Запрягали скоро (да и запряжки-то всей — постромки прицепить), а хозяин обошел все тройки, обласкал коней, подбодрил гонщиков. Огладил, охлопал основного коренника, по крутой шее потрепал его и, поднявшись на взвоз, оказался на возвышенности, как дирижер перед оркестром.
— Приготовиться! — сказал негромко Лагунов, помедлил несколько секунд и вдруг будто запел тоненьким, пронзительным голоском:
— Н-н-о-о-о, пошел, родные! По-ше-о-л! — и выразительно повел рукой снизу вверх, словно вытягивая всю эту силищу в гору.

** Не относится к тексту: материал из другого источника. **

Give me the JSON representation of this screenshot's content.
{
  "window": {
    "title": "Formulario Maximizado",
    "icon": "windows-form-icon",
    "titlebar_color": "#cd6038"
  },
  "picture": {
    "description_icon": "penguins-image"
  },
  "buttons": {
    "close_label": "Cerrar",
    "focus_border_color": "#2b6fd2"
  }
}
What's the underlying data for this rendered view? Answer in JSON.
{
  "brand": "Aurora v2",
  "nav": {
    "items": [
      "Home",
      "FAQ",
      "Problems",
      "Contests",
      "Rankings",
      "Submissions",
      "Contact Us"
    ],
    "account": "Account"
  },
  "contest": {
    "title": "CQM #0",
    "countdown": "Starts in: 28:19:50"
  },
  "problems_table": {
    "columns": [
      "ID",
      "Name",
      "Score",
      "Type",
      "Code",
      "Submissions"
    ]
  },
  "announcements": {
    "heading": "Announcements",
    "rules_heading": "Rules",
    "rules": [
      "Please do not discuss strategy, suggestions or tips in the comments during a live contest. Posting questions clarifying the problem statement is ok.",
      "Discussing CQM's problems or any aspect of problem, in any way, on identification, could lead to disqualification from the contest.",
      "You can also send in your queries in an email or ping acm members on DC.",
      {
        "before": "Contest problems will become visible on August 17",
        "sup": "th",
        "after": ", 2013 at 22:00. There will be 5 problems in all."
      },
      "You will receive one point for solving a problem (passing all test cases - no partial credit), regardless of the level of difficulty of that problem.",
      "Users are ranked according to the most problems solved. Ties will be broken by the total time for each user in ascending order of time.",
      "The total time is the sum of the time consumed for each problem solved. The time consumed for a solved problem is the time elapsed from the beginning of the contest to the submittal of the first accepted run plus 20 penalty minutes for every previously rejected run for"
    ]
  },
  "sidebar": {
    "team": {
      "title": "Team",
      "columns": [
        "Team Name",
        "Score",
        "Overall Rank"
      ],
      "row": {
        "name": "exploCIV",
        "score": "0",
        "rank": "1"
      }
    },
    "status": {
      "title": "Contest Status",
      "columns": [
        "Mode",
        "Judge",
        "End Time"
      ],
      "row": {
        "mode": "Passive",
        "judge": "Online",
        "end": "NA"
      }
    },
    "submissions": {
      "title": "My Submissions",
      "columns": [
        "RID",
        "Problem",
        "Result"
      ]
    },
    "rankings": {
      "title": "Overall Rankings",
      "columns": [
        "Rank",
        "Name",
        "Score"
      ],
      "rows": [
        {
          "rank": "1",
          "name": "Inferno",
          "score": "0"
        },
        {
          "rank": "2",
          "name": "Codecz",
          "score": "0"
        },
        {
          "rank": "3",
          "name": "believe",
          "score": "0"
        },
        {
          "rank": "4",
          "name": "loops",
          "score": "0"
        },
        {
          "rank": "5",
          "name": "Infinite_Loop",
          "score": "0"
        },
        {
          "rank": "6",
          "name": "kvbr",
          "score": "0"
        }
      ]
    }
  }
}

Разом гикнули ямщики, дружно рванули кони, как струны, ровно натянулись постромки — и сдвинулись сани, плавно пошли на подъем, утюжа промытую землю.
Услышав выкрики гонщиков, Зурабов бросился к окну и, наслаждаясь зрелищем столь слаженных усилий, проговорил, не поворачивая головы:
— Я пойду проводить обоз, а ты, Михалыч, скажи Настасье Федоровне, чтобы ужин готовила с хорошей закуской. Угостить надо этого Лагунова — молодец мужик.
Вроде бы та же самая степь, и колки березовые вокруг — те же самые, и дорога та же… И хлеб у дороги такой же, как четыре года назад, и васильки в нем, и травы на межах, и убаюкивающий неумолчный переклик перепелок и трели жаворонка, и ястреб плавно скользит в голубой вышине, высматривая добычу, и грачи на дороге — все так же! И все-таки что-то уже не так.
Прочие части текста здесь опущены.